Inside trading vs. love

Westbeth, Greenwich Village

Nicely written reflection in the NYTimes this morning on the high-end art market from Adam Davidson, from NPR. Loved his last paragaph:

The value of any artist’s work is determined by an insider world of cultural arbiters who coordinate with one another. They know long before the rest of us which new artist is going to have a big show, who is going to be trashed in a review or whose piece was just sold privately for a small fortune.

Because the art market isn’t regulated like financial securities, insider dealing is generally not illegal. In fact, being a truly influential insider is so rewarding that the slots are zealously guarded. Larry Gagosian, perhaps the world’s most influential gallery owner, needs a nearly impossible combination of skills — deep art knowledge, master salesmanship, charm, ruthlessness, financial savvy and the respect of the artists themselves — to maintain his edge and root out competition. When you start a consulting service or invest in an art fund, you are an outsider seeking to make money in a shadowy market filled with brilliant insiders just like him. No wonder it rarely works.

As I talked to art advisers and economists, I kept thinking of my childhood in Westbeth, a subsidized housing complex for artists in Greenwich Village. Our neighbors, painters and sculptors among them, were decidedly not rich. To them, the very idea that art should make someone wealthy was laughable, even offensive. It makes me happy to think that this world of art-as-investment is a minuscule fraction of the art world overall.

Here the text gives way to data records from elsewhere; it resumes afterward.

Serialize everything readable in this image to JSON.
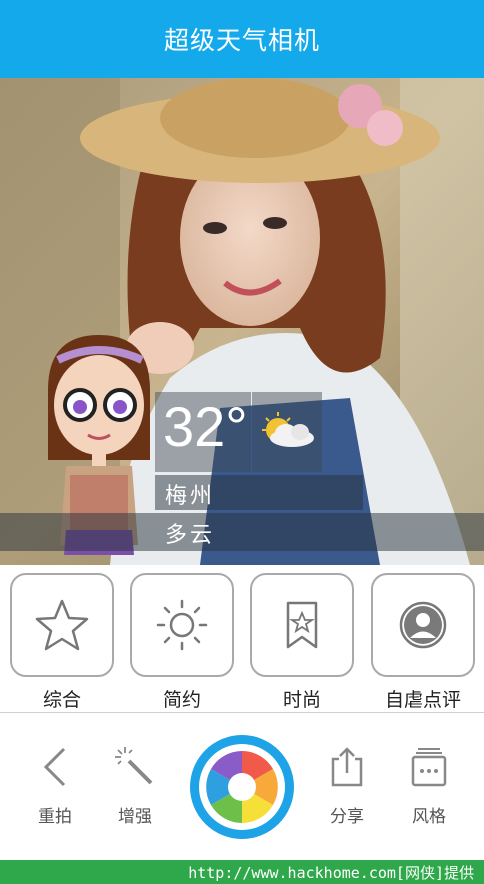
{
  "app": {
    "title": "超级天气相机"
  },
  "weather": {
    "temperature": "32°",
    "city": "梅州",
    "condition": "多云",
    "icon": "partly-cloudy-icon"
  },
  "modes": [
    {
      "label": "综合",
      "icon": "star-icon"
    },
    {
      "label": "简约",
      "icon": "sun-icon"
    },
    {
      "label": "时尚",
      "icon": "bookmark-star-icon"
    },
    {
      "label": "自虐点评",
      "icon": "person-icon"
    }
  ],
  "toolbar": {
    "retake_label": "重拍",
    "enhance_label": "增强",
    "share_label": "分享",
    "style_label": "风格",
    "shutter_icon": "camera-aperture-icon"
  },
  "footer": {
    "text": "http://www.hackhome.com[网侠]提供"
  },
  "colors": {
    "accent": "#14a9eb",
    "footer": "#2ea84a"
  }
}
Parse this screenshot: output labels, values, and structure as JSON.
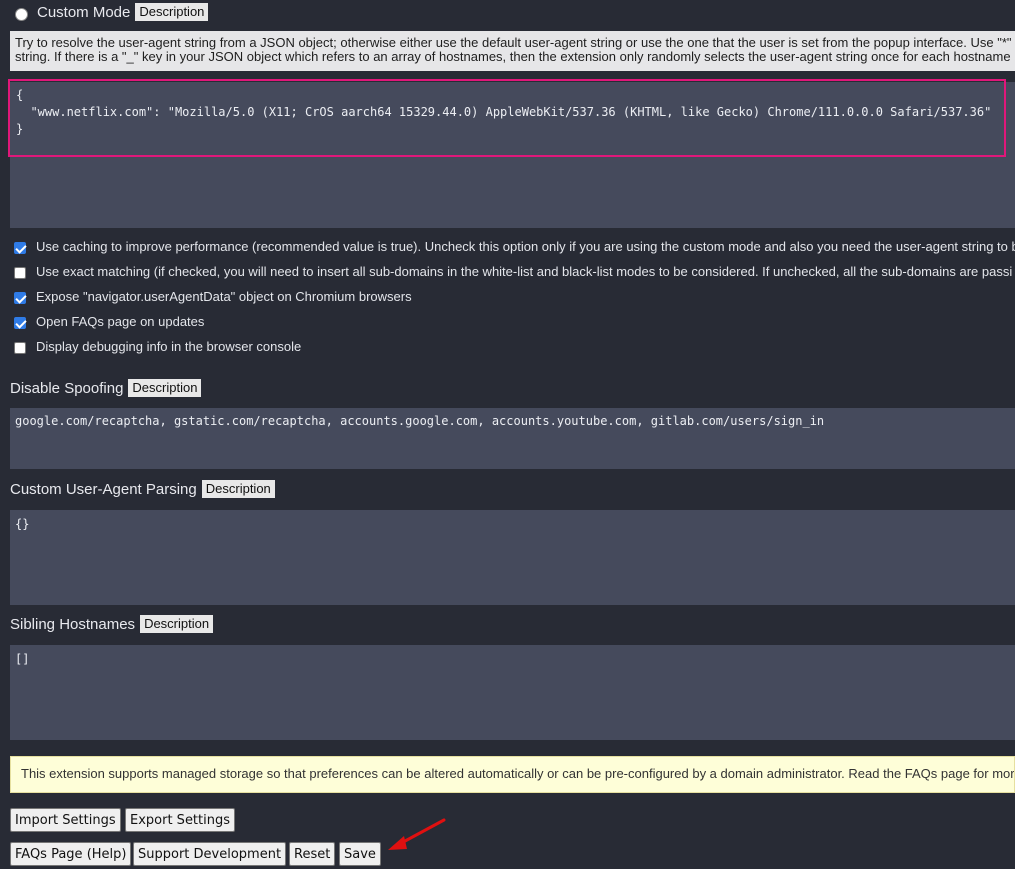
{
  "custom_mode": {
    "label": "Custom Mode",
    "badge": "Description",
    "description_line1": "Try to resolve the user-agent string from a JSON object; otherwise either use the default user-agent string or use the one that the user is set from the popup interface. Use \"*\"",
    "description_line2": "string. If there is a \"_\" key in your JSON object which refers to an array of hostnames, then the extension only randomly selects the user-agent string once for each hostname",
    "json_value": "{\n  \"www.netflix.com\": \"Mozilla/5.0 (X11; CrOS aarch64 15329.44.0) AppleWebKit/537.36 (KHTML, like Gecko) Chrome/111.0.0.0 Safari/537.36\"\n}"
  },
  "options": [
    {
      "label": "Use caching to improve performance (recommended value is true). Uncheck this option only if you are using the custom mode and also you need the user-agent string to b",
      "checked": true
    },
    {
      "label": "Use exact matching (if checked, you will need to insert all sub-domains in the white-list and black-list modes to be considered. If unchecked, all the sub-domains are passi",
      "checked": false
    },
    {
      "label": "Expose \"navigator.userAgentData\" object on Chromium browsers",
      "checked": true
    },
    {
      "label": "Open FAQs page on updates",
      "checked": true
    },
    {
      "label": "Display debugging info in the browser console",
      "checked": false
    }
  ],
  "disable_spoofing": {
    "title": "Disable Spoofing",
    "badge": "Description",
    "value": "google.com/recaptcha, gstatic.com/recaptcha, accounts.google.com, accounts.youtube.com, gitlab.com/users/sign_in"
  },
  "custom_parsing": {
    "title": "Custom User-Agent Parsing",
    "badge": "Description",
    "value": "{}"
  },
  "sibling_hostnames": {
    "title": "Sibling Hostnames",
    "badge": "Description",
    "value": "[]"
  },
  "managed_note": "This extension supports managed storage so that preferences can be altered automatically or can be pre-configured by a domain administrator. Read the FAQs page for mor",
  "buttons": {
    "import": "Import Settings",
    "export": "Export Settings",
    "faqs": "FAQs Page (Help)",
    "support": "Support Development",
    "reset": "Reset",
    "save": "Save"
  },
  "colors": {
    "background": "#282b35",
    "textarea": "#454a5c",
    "focus_outline": "#e0177a",
    "checkbox": "#2f7be6",
    "annotation_arrow": "#e01010"
  }
}
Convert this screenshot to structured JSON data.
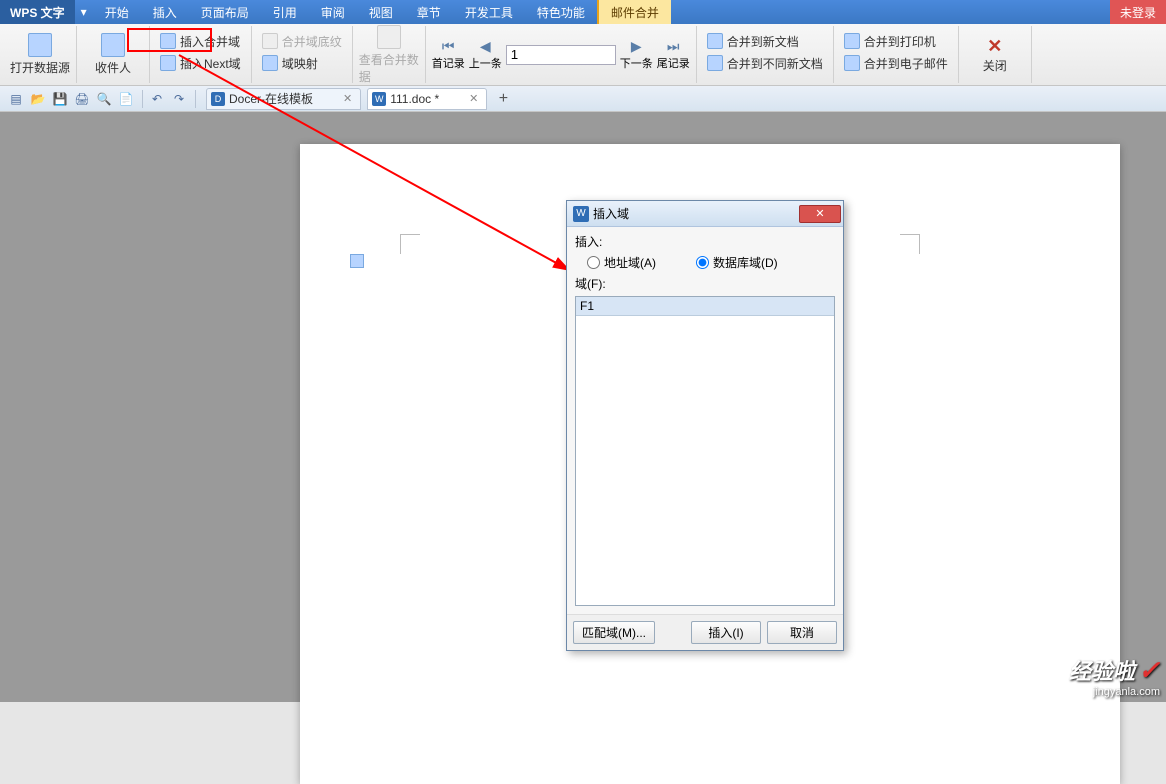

Most people who create, trade and own art do it for a much simpler reason. They just like it.

 

 

1 Response to “Inside trading vs. love”


  1. John

    But maybe if art where more like financial securities, and there were more transparency about valuation, then the practice would attract more talent, art would be better, and the world would be a better place. The financial incentive that wealthy collectors create must be an important attraction to many would-be artists. And rightly so. If we left art to only those who “just like it,” we risk letting the art world be even more insular than it already is. If we left creation to only those than can afford to create (or those who are willing to sacrifice quality of life in the name of creative freedom), we risk loosing artistic talent to the better paid professions–financial securities, for instance.